La ragazza si morse lievemente un labbro, prima di portarsi indietro un  orecchio un ciuffo di capelli cremisi: - Leolyn... Mi dispiace. - che schifo, cosa ne posso sapere io di ciò che serve ad aiutare qualcuno? Per anni non ho mai desiderato altro che aiutare gli altri e ora che potrei farlo... Non so cosa fare. 

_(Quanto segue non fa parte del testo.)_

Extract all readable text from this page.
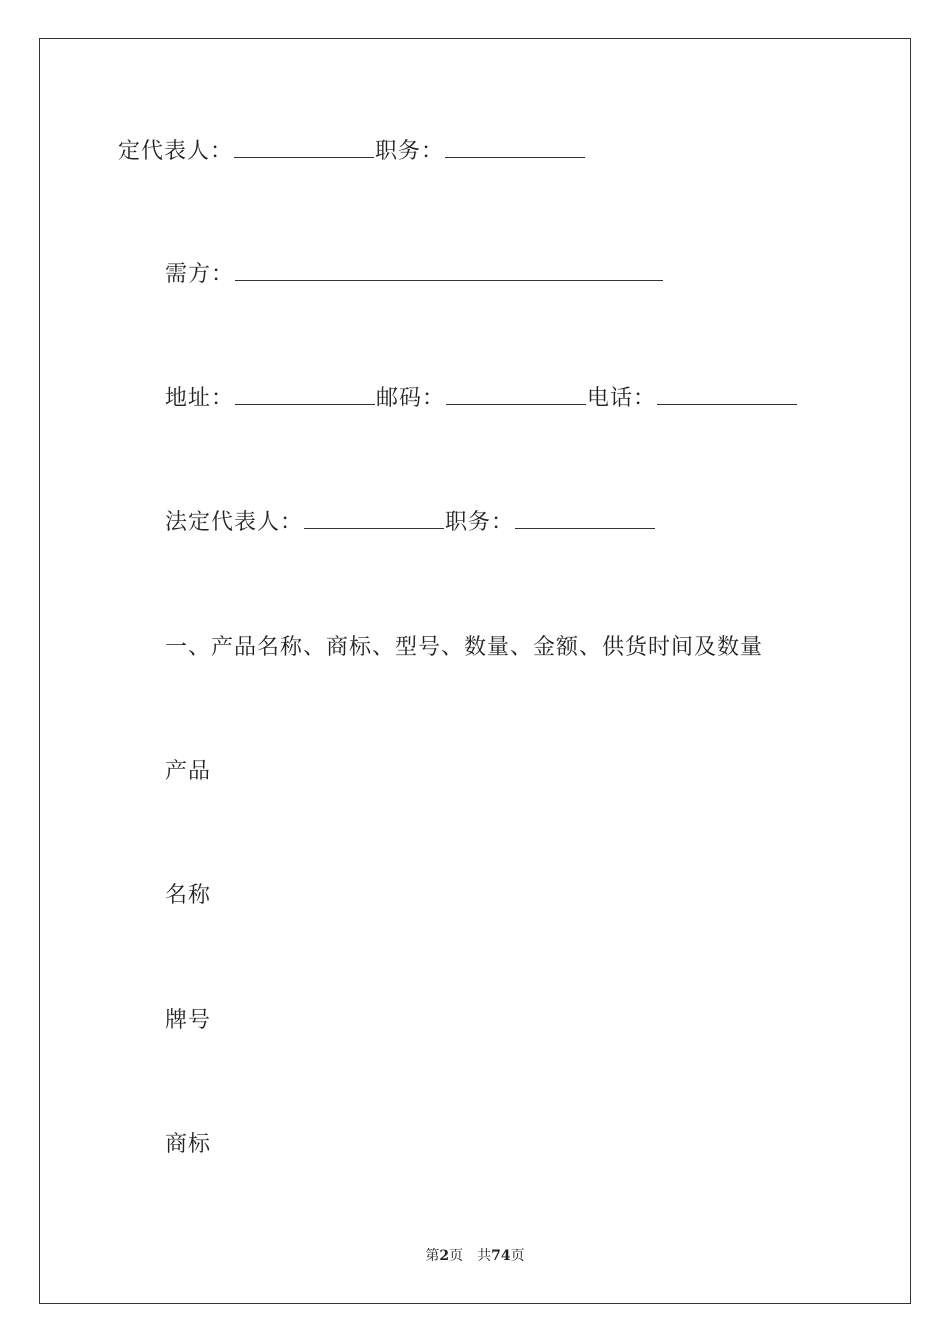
定代表人：	职务：
需方：
地址：	邮码：	电话：
法定代表人：	职务：
一、产品名称、商标、型号、数量、金额、供货时间及数量
产品
名称
牌号
商标
第2页 共74页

Ogni frase sarebbe stata inutile e vuota. Anche le scuse. Pensare che ci fossero delle parole in grado di colmare quel vuoto era pura utopia, ma gli Spiriti del Deserto Vorace insegnavano che il Ciclo della Vita era in continuo divenire e che nulla e nessuno si perde veramente. Ognuno nasceva dalle dune dorate del deserto e, nel giorno del destino, era destinato a tornare sabbia, riappacificandosi con tutti i fratelli e le sorelle che l'avevano preceduto. Almeno fino a quando l'anima non fosse stata spinta a reincarnarsi e così il ciclo sarebbe proseguito in eterno, per sempre.